Um exemplo é a fabricante de biscoitos Lotte, que, para atenuar a falta de motoristas de caminhão devido às novas regras de horas extras, vai passar a fazer as entregas de seus produtos de trem ao invés de usar caminhões.
Outras empresas, como a montadora Toyota e o grupo de comércio eletrônico Rakuten, estão desenvolvendo robôs e veículos autônomos.
A Toyota começou a usar uma frota de "robôs de logística de veículos" para pegar e mover carros para a área de carregamento em sua fábrica de Motomachi, na província de Aichi, na região central do Japão. Com o tempo, diz o jornal, a montadora espera substituir 22 trabalhadores humanos no pátio por dez robôs.
No setor agrícola, como a população japonesa diminuiu e envelheceu, a escassez de mão de obra agrícola tornou-se terrível. Como 43% dos agricultores japoneses têm mais de 75 anos e a idade média é de quase 68 anos, a solução tem sido adotar uma força de trabalho robótica.

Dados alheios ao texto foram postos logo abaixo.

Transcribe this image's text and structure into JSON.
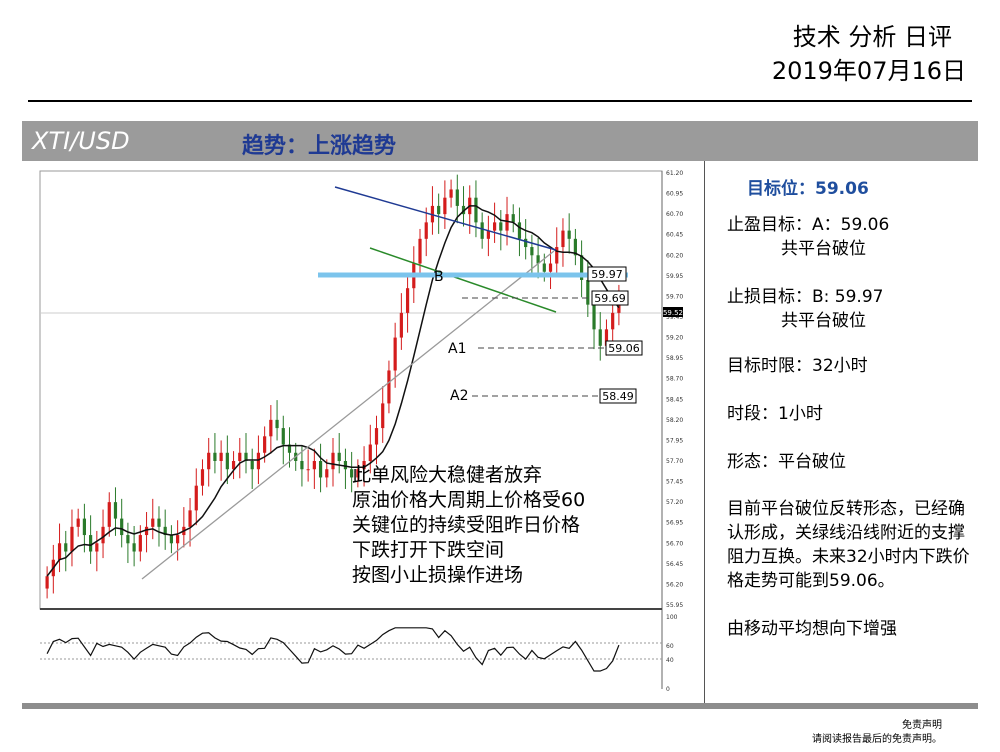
{
  "header": {
    "title": "技术 分析 日评",
    "date": "2019年07月16日"
  },
  "band": {
    "pair": "XTI/USD",
    "trend": "趋势：上涨趋势"
  },
  "chart_data": {
    "type": "candlestick",
    "title": "",
    "xlabel": "",
    "ylabel": "",
    "ylim": [
      55.95,
      61.2
    ],
    "y_ticks": [
      "61.20",
      "60.95",
      "60.70",
      "60.45",
      "60.20",
      "59.95",
      "59.70",
      "59.45",
      "59.20",
      "58.95",
      "58.70",
      "58.45",
      "58.20",
      "57.95",
      "57.70",
      "57.45",
      "57.20",
      "56.95",
      "56.70",
      "56.45",
      "56.20",
      "55.95"
    ],
    "price_tag": "59.52",
    "levels": [
      {
        "label": "59.97",
        "value": 59.97,
        "marker": "B"
      },
      {
        "label": "59.69",
        "value": 59.69,
        "marker": ""
      },
      {
        "label": "59.06",
        "value": 59.06,
        "marker": "A1"
      },
      {
        "label": "58.49",
        "value": 58.49,
        "marker": "A2"
      }
    ],
    "close_approx": [
      56.3,
      56.5,
      56.7,
      56.6,
      56.9,
      57.0,
      56.8,
      56.6,
      56.7,
      56.9,
      57.2,
      57.0,
      56.8,
      56.7,
      56.6,
      56.8,
      56.9,
      57.0,
      56.9,
      56.8,
      56.7,
      56.8,
      56.9,
      57.1,
      57.4,
      57.6,
      57.8,
      57.7,
      57.8,
      57.6,
      57.7,
      57.8,
      57.7,
      57.6,
      57.8,
      58.0,
      58.2,
      58.1,
      57.9,
      57.8,
      57.7,
      57.6,
      57.6,
      57.7,
      57.5,
      57.6,
      57.8,
      57.7,
      57.6,
      57.5,
      57.6,
      57.7,
      57.9,
      58.1,
      58.4,
      58.8,
      59.2,
      59.5,
      59.8,
      60.1,
      60.4,
      60.6,
      60.8,
      60.7,
      60.9,
      61.0,
      60.8,
      60.7,
      60.9,
      60.6,
      60.4,
      60.5,
      60.6,
      60.5,
      60.7,
      60.6,
      60.4,
      60.3,
      60.2,
      60.1,
      60.0,
      60.1,
      60.3,
      60.5,
      60.4,
      60.2,
      59.9,
      59.6,
      59.3,
      59.1,
      59.3,
      59.5,
      59.6
    ],
    "oscillator": {
      "ticks": [
        "100",
        "60",
        "40",
        "0"
      ]
    }
  },
  "overlay_text": [
    "此单风险大稳健者放弃",
    "原油价格大周期上价格受60",
    "关键位的持续受阻昨日价格",
    "下跌打开下跌空间",
    "按图小止损操作进场"
  ],
  "panel": {
    "target_label": "目标位：59.06",
    "tp_line1": "止盈目标：A：59.06",
    "tp_line2": "共平台破位",
    "sl_line1": "止损目标：B: 59.97",
    "sl_line2": "共平台破位",
    "horizon": "目标时限：32小时",
    "period": "时段：1小时",
    "pattern": "形态：平台破位",
    "desc": "目前平台破位反转形态，已经确认形成，关绿线沿线附近的支撑阻力互换。未来32小时内下跌价格走势可能到59.06。",
    "ma_note": "由移动平均想向下增强"
  },
  "disclaimer": {
    "line1": "免责声明",
    "line2": "请阅读报告最后的免责声明。"
  },
  "colors": {
    "up": "#d41c1c",
    "down": "#2a7a2a",
    "ma": "#111111",
    "channel": "#1f3a93",
    "green_line": "#2a8a2a",
    "support": "#9a9a9a",
    "platform": "#7cc4ec"
  }
}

Avatar faz papel de recepcionista
A escassez de mão de obra forçou os varejistas e as lojas de conveniência japonesas, conhecidas como combini, a reduzir horários e serviços. E, por que não, lançar mão da tecnologia para aliviar o problema, mostra a reportagem o Financial Times.

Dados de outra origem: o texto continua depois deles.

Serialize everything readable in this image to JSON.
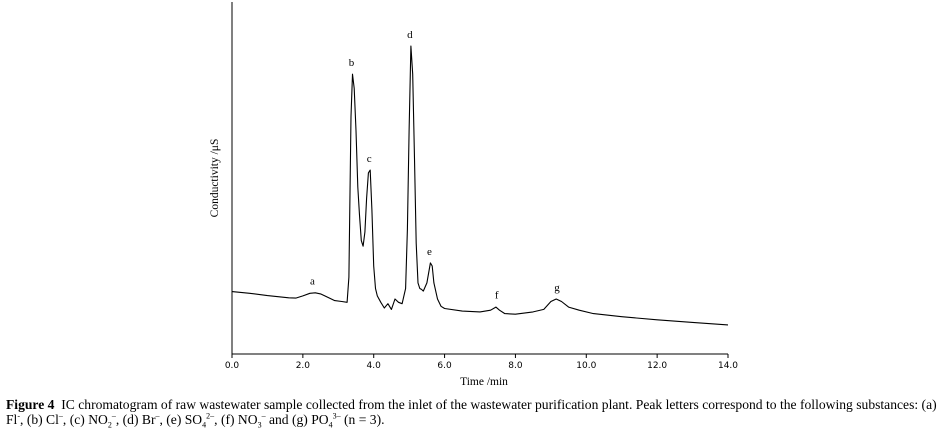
{
  "chart_data": {
    "type": "line",
    "title": "",
    "xlabel": "Time /min",
    "ylabel": "Conductivity /μS",
    "xlim": [
      0,
      14
    ],
    "ylim": [
      0,
      100
    ],
    "xticks": [
      "0.0",
      "2.0",
      "4.0",
      "6.0",
      "8.0",
      "10.0",
      "12.0",
      "14.0"
    ],
    "grid": false,
    "legend": "none",
    "line_color": "#000000",
    "series": [
      {
        "x": [
          0.0,
          0.5,
          1.0,
          1.3,
          1.6,
          1.8,
          2.0,
          2.2,
          2.35,
          2.5,
          2.7,
          2.9,
          3.1,
          3.25,
          3.3,
          3.36,
          3.4,
          3.45,
          3.5,
          3.55,
          3.6,
          3.65,
          3.7,
          3.75,
          3.8,
          3.85,
          3.9,
          3.95,
          4.0,
          4.05,
          4.1,
          4.2,
          4.3,
          4.4,
          4.5,
          4.6,
          4.7,
          4.8,
          4.9,
          4.95,
          5.0,
          5.05,
          5.1,
          5.15,
          5.2,
          5.25,
          5.3,
          5.35,
          5.4,
          5.5,
          5.6,
          5.65,
          5.7,
          5.8,
          5.9,
          6.0,
          6.5,
          7.0,
          7.3,
          7.45,
          7.55,
          7.7,
          8.0,
          8.5,
          8.8,
          9.0,
          9.15,
          9.3,
          9.5,
          9.8,
          10.2,
          11.0,
          12.0,
          13.0,
          14.0
        ],
        "values": [
          12.9,
          12.3,
          11.5,
          11.1,
          10.7,
          10.6,
          11.4,
          12.3,
          12.5,
          12.1,
          10.9,
          9.7,
          9.4,
          9.1,
          18,
          75,
          90,
          85,
          70,
          50,
          40,
          31,
          29,
          34,
          46,
          55,
          56,
          42,
          22,
          14,
          11.4,
          9.1,
          7.1,
          8.6,
          6.6,
          10.3,
          9.1,
          8.6,
          14,
          35,
          70,
          100,
          90,
          60,
          30,
          16,
          14,
          13.7,
          13.1,
          16,
          23.1,
          22,
          16,
          10.3,
          7.7,
          6.9,
          6.0,
          5.7,
          6.3,
          7.4,
          6.3,
          5.1,
          4.9,
          5.7,
          6.6,
          9.4,
          10.3,
          9.4,
          7.4,
          6.3,
          5.1,
          4.0,
          2.9,
          2.0,
          1.1
        ]
      }
    ],
    "peaks": [
      {
        "label": "a",
        "x": 2.3,
        "y": 12.6
      },
      {
        "label": "b",
        "x": 3.4,
        "y": 90
      },
      {
        "label": "c",
        "x": 3.9,
        "y": 56
      },
      {
        "label": "d",
        "x": 5.05,
        "y": 100
      },
      {
        "label": "e",
        "x": 5.6,
        "y": 23.1
      },
      {
        "label": "f",
        "x": 7.5,
        "y": 7.7
      },
      {
        "label": "g",
        "x": 9.2,
        "y": 10.3
      }
    ]
  },
  "caption": {
    "figure_label": "Figure 4",
    "text_intro": "IC chromatogram of raw wastewater sample collected from the inlet of the wastewater purification plant. Peak letters correspond to the following substances: (a) Fl",
    "fl_sup": "-",
    "b": ", (b) Cl",
    "cl_sup": "–",
    "c": ", (c) NO",
    "no2_sub": "2",
    "no2_sup": "–",
    "d": ", (d) Br",
    "br_sup": "–",
    "e": ", (e) SO",
    "so4_sub": "4",
    "so4_sup": "2–",
    "f": ", (f) NO",
    "no3_sub": "3",
    "no3_sup": "–",
    "g": " and (g) PO",
    "po4_sub": "4",
    "po4_sup": "3–",
    "tail": " (n = 3)."
  }
}
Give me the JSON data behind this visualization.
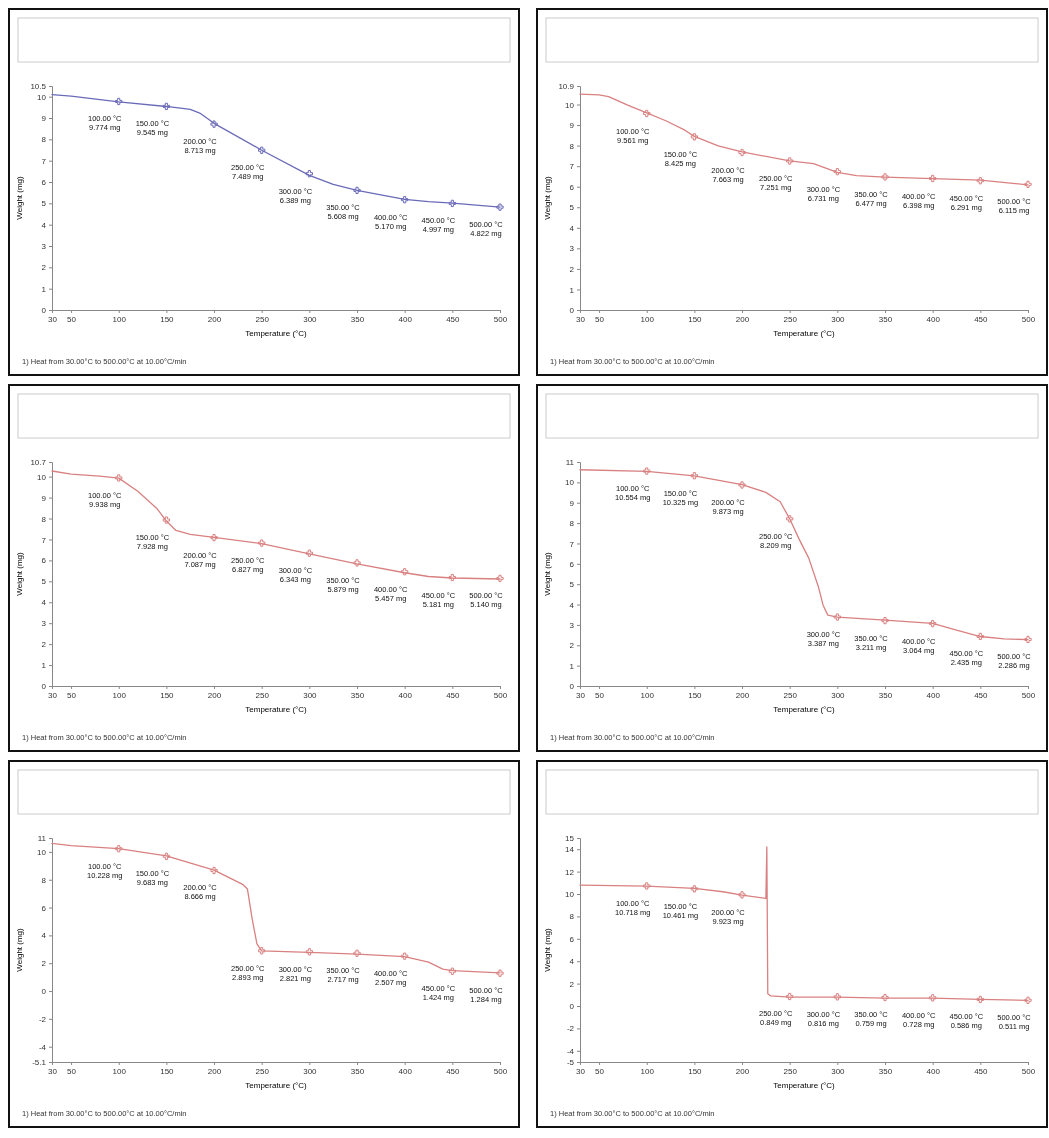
{
  "chart_data": [
    {
      "type": "line",
      "xlabel": "Temperature (°C)",
      "ylabel": "Weight (mg)",
      "annotations": [
        "1) Heat from 30.00°C to 500.00°C at 10.00°C/min"
      ],
      "xlim": [
        30,
        500
      ],
      "xticks": [
        30,
        50,
        100,
        150,
        200,
        250,
        300,
        350,
        400,
        450,
        500
      ],
      "ylim": [
        0,
        10.5
      ],
      "yticks": [
        0,
        1,
        2,
        3,
        4,
        5,
        6,
        7,
        8,
        9,
        10,
        10.5
      ],
      "series": [
        {
          "color": "#6a6ab8",
          "x": [
            30,
            50,
            100,
            150,
            175,
            185,
            200,
            250,
            300,
            325,
            350,
            400,
            425,
            450,
            500
          ],
          "values": [
            10.1,
            10.03,
            9.76,
            9.54,
            9.4,
            9.23,
            8.75,
            7.49,
            6.31,
            5.89,
            5.61,
            5.19,
            5.08,
            5.01,
            4.82
          ]
        },
        {
          "type": "scatter",
          "marker": "cross",
          "color": "#6a6ab8",
          "x": [
            100,
            150,
            200,
            250,
            300,
            350,
            400,
            450,
            500
          ],
          "values": [
            9.774,
            9.545,
            8.713,
            7.489,
            6.389,
            5.608,
            5.17,
            4.997,
            4.822
          ],
          "value_labels": [
            "100.00 °C\n9.774 mg",
            "150.00 °C\n9.545 mg",
            "200.00 °C\n8.713 mg",
            "250.00 °C\n7.489 mg",
            "300.00 °C\n6.389 mg",
            "350.00 °C\n5.608 mg",
            "400.00 °C\n5.170 mg",
            "450.00 °C\n4.997 mg",
            "500.00 °C\n4.822 mg"
          ]
        }
      ]
    },
    {
      "type": "line",
      "xlabel": "Temperature (°C)",
      "ylabel": "Weight (mg)",
      "annotations": [
        "1) Heat from 30.00°C to 500.00°C at 10.00°C/min"
      ],
      "xlim": [
        30,
        500
      ],
      "xticks": [
        30,
        50,
        100,
        150,
        200,
        250,
        300,
        350,
        400,
        450,
        500
      ],
      "ylim": [
        0,
        10.9
      ],
      "yticks": [
        0,
        1,
        2,
        3,
        4,
        5,
        6,
        7,
        8,
        9,
        10,
        10.9
      ],
      "series": [
        {
          "color": "#d98080",
          "x": [
            30,
            50,
            60,
            80,
            100,
            120,
            140,
            150,
            175,
            200,
            250,
            275,
            300,
            320,
            350,
            400,
            450,
            500
          ],
          "values": [
            10.5,
            10.47,
            10.38,
            9.97,
            9.59,
            9.21,
            8.75,
            8.45,
            7.99,
            7.69,
            7.26,
            7.12,
            6.7,
            6.54,
            6.47,
            6.39,
            6.32,
            6.09
          ]
        },
        {
          "type": "scatter",
          "marker": "cross",
          "color": "#d98080",
          "x": [
            100,
            150,
            200,
            250,
            300,
            350,
            400,
            450,
            500
          ],
          "values": [
            9.561,
            8.425,
            7.663,
            7.251,
            6.731,
            6.477,
            6.398,
            6.291,
            6.115
          ],
          "value_labels": [
            "100.00 °C\n9.561 mg",
            "150.00 °C\n8.425 mg",
            "200.00 °C\n7.663 mg",
            "250.00 °C\n7.251 mg",
            "300.00 °C\n6.731 mg",
            "350.00 °C\n6.477 mg",
            "400.00 °C\n6.398 mg",
            "450.00 °C\n6.291 mg",
            "500.00 °C\n6.115 mg"
          ]
        }
      ]
    },
    {
      "type": "line",
      "xlabel": "Temperature (°C)",
      "ylabel": "Weight (mg)",
      "annotations": [
        "1) Heat from 30.00°C to 500.00°C at 10.00°C/min"
      ],
      "xlim": [
        30,
        500
      ],
      "xticks": [
        30,
        50,
        100,
        150,
        200,
        250,
        300,
        350,
        400,
        450,
        500
      ],
      "ylim": [
        0,
        10.7
      ],
      "yticks": [
        0,
        1,
        2,
        3,
        4,
        5,
        6,
        7,
        8,
        9,
        10,
        10.7
      ],
      "series": [
        {
          "color": "#d98080",
          "x": [
            30,
            50,
            80,
            100,
            120,
            140,
            150,
            160,
            175,
            200,
            250,
            300,
            350,
            400,
            425,
            450,
            500
          ],
          "values": [
            10.27,
            10.12,
            10.03,
            9.93,
            9.3,
            8.48,
            7.88,
            7.43,
            7.24,
            7.1,
            6.8,
            6.31,
            5.83,
            5.41,
            5.23,
            5.16,
            5.11
          ]
        },
        {
          "type": "scatter",
          "marker": "cross",
          "color": "#d98080",
          "x": [
            100,
            150,
            200,
            250,
            300,
            350,
            400,
            450,
            500
          ],
          "values": [
            9.938,
            7.928,
            7.087,
            6.827,
            6.343,
            5.879,
            5.457,
            5.181,
            5.14
          ],
          "value_labels": [
            "100.00 °C\n9.938 mg",
            "150.00 °C\n7.928 mg",
            "200.00 °C\n7.087 mg",
            "250.00 °C\n6.827 mg",
            "300.00 °C\n6.343 mg",
            "350.00 °C\n5.879 mg",
            "400.00 °C\n5.457 mg",
            "450.00 °C\n5.181 mg",
            "500.00 °C\n5.140 mg"
          ]
        }
      ]
    },
    {
      "type": "line",
      "xlabel": "Temperature (°C)",
      "ylabel": "Weight (mg)",
      "annotations": [
        "1) Heat from 30.00°C to 500.00°C at 10.00°C/min"
      ],
      "xlim": [
        30,
        500
      ],
      "xticks": [
        30,
        50,
        100,
        150,
        200,
        250,
        300,
        350,
        400,
        450,
        500
      ],
      "ylim": [
        0,
        11
      ],
      "yticks": [
        0,
        1,
        2,
        3,
        4,
        5,
        6,
        7,
        8,
        9,
        10,
        11
      ],
      "series": [
        {
          "color": "#d98080",
          "x": [
            30,
            100,
            150,
            200,
            225,
            240,
            250,
            260,
            270,
            280,
            285,
            290,
            300,
            350,
            400,
            425,
            450,
            475,
            500
          ],
          "values": [
            10.62,
            10.54,
            10.32,
            9.89,
            9.51,
            9.05,
            8.21,
            7.2,
            6.28,
            4.89,
            3.97,
            3.48,
            3.38,
            3.23,
            3.08,
            2.74,
            2.43,
            2.31,
            2.28
          ]
        },
        {
          "type": "scatter",
          "marker": "cross",
          "color": "#d98080",
          "x": [
            100,
            150,
            200,
            250,
            300,
            350,
            400,
            450,
            500
          ],
          "values": [
            10.554,
            10.325,
            9.873,
            8.209,
            3.387,
            3.211,
            3.064,
            2.435,
            2.286
          ],
          "value_labels": [
            "100.00 °C\n10.554 mg",
            "150.00 °C\n10.325 mg",
            "200.00 °C\n9.873 mg",
            "250.00 °C\n8.209 mg",
            "300.00 °C\n3.387 mg",
            "350.00 °C\n3.211 mg",
            "400.00 °C\n3.064 mg",
            "450.00 °C\n2.435 mg",
            "500.00 °C\n2.286 mg"
          ]
        }
      ]
    },
    {
      "type": "line",
      "xlabel": "Temperature (°C)",
      "ylabel": "Weight (mg)",
      "annotations": [
        "1) Heat from 30.00°C to 500.00°C at 10.00°C/min"
      ],
      "xlim": [
        30,
        500
      ],
      "xticks": [
        30,
        50,
        100,
        150,
        200,
        250,
        300,
        350,
        400,
        450,
        500
      ],
      "ylim": [
        -5.1,
        11
      ],
      "yticks": [
        -5.1,
        -4,
        -2,
        0,
        2,
        4,
        6,
        8,
        10,
        11
      ],
      "series": [
        {
          "color": "#d98080",
          "x": [
            30,
            50,
            100,
            150,
            200,
            230,
            235,
            240,
            245,
            250,
            300,
            350,
            400,
            425,
            440,
            450,
            500
          ],
          "values": [
            10.61,
            10.45,
            10.23,
            9.71,
            8.69,
            7.67,
            7.34,
            5.19,
            3.39,
            2.89,
            2.78,
            2.66,
            2.48,
            2.08,
            1.58,
            1.47,
            1.31
          ]
        },
        {
          "type": "scatter",
          "marker": "cross",
          "color": "#d98080",
          "x": [
            100,
            150,
            200,
            250,
            300,
            350,
            400,
            450,
            500
          ],
          "values": [
            10.228,
            9.683,
            8.666,
            2.893,
            2.821,
            2.717,
            2.507,
            1.424,
            1.284
          ],
          "value_labels": [
            "100.00 °C\n10.228 mg",
            "150.00 °C\n9.683 mg",
            "200.00 °C\n8.666 mg",
            "250.00 °C\n2.893 mg",
            "300.00 °C\n2.821 mg",
            "350.00 °C\n2.717 mg",
            "400.00 °C\n2.507 mg",
            "450.00 °C\n1.424 mg",
            "500.00 °C\n1.284 mg"
          ]
        }
      ]
    },
    {
      "type": "line",
      "xlabel": "Temperature (°C)",
      "ylabel": "Weight (mg)",
      "annotations": [
        "1) Heat from 30.00°C to 500.00°C at 10.00°C/min"
      ],
      "xlim": [
        30,
        500
      ],
      "xticks": [
        30,
        50,
        100,
        150,
        200,
        250,
        300,
        350,
        400,
        450,
        500
      ],
      "ylim": [
        -5,
        15
      ],
      "yticks": [
        -5,
        -4,
        -2,
        0,
        2,
        4,
        6,
        8,
        10,
        12,
        14,
        15
      ],
      "series": [
        {
          "color": "#d98080",
          "x": [
            30,
            100,
            150,
            180,
            200,
            225,
            226,
            227,
            230,
            250,
            300,
            350,
            400,
            450,
            500
          ],
          "values": [
            10.8,
            10.7,
            10.5,
            10.2,
            9.9,
            9.6,
            14.2,
            1.1,
            0.9,
            0.8,
            0.8,
            0.7,
            0.7,
            0.6,
            0.5
          ]
        },
        {
          "type": "scatter",
          "marker": "cross",
          "color": "#d98080",
          "x": [
            100,
            150,
            200,
            250,
            300,
            350,
            400,
            450,
            500
          ],
          "values": [
            10.718,
            10.461,
            9.923,
            0.849,
            0.816,
            0.759,
            0.728,
            0.586,
            0.511
          ],
          "value_labels": [
            "100.00 °C\n10.718 mg",
            "150.00 °C\n10.461 mg",
            "200.00 °C\n9.923 mg",
            "250.00 °C\n0.849 mg",
            "300.00 °C\n0.816 mg",
            "350.00 °C\n0.759 mg",
            "400.00 °C\n0.728 mg",
            "450.00 °C\n0.586 mg",
            "500.00 °C\n0.511 mg"
          ]
        }
      ]
    }
  ]
}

Em uma pequena loja de conveniência no centro de Tóquio, que vende de pasta de dente a sanduíches de ovo e meias, um ''funcionário'' sorridente recebe os clientes na porta. Amável e animado, ele oferece saudações e conselhos a partir de uma tela de 1,80 m. O avatar recém-instalado é controlado remotamente por um funcionário da cadeia de varejo Lawsons e faz parte de um teste com a Avita, a empresa por trás da tecnologia.
"Começamos a pensar nisso durante a pandemia de Covid-19 como uma forma de proteger os trabalhadores e agora é uma maneira de permitir que as pessoas trabalhem que, de outra forma, teriam dificuldade de estar fisicamente presentes nas lojas" contou ao Financial Times Kazuki Tsukiuda, executivo sênior da Lawson.
Segundo Tsukiuda, no futuro, o plano é que cada operador - seja um pai ou mãe que trabalha, uma pessoa mais velha que retorna ao mercado de trabalho ou alguém com deficiência que prefere trabalhar em casa - controle três ou quatro avatares, permitindo que a rede varejista trabalhe em turnos noturnos e em localidades rurais.
Embora atualmente apenas oito unidades da Lawsons tenham avatares, a expectativa é ter 100.000 operadores de avatar trabalhando em todo o Japão até 2030, informou Shogo Nishiguchi, diretor de operações da Avita, ao jornal.
Segundo Tsukiuda, nas áreas rurais, lançar mão dos avatares é uma forma de manter as lojas abertas, pois, mesmo que dobrassem os salários, não há ninguém para contratar.
A contratação de estudantes estrangeiros, que podem trabalhar apesar das rígidas restrições de imigração do país, é outra opção. No entanto, alguns precisam de semanas de treinamento para atender as expectativas dos clientes, ressaltou o jornal.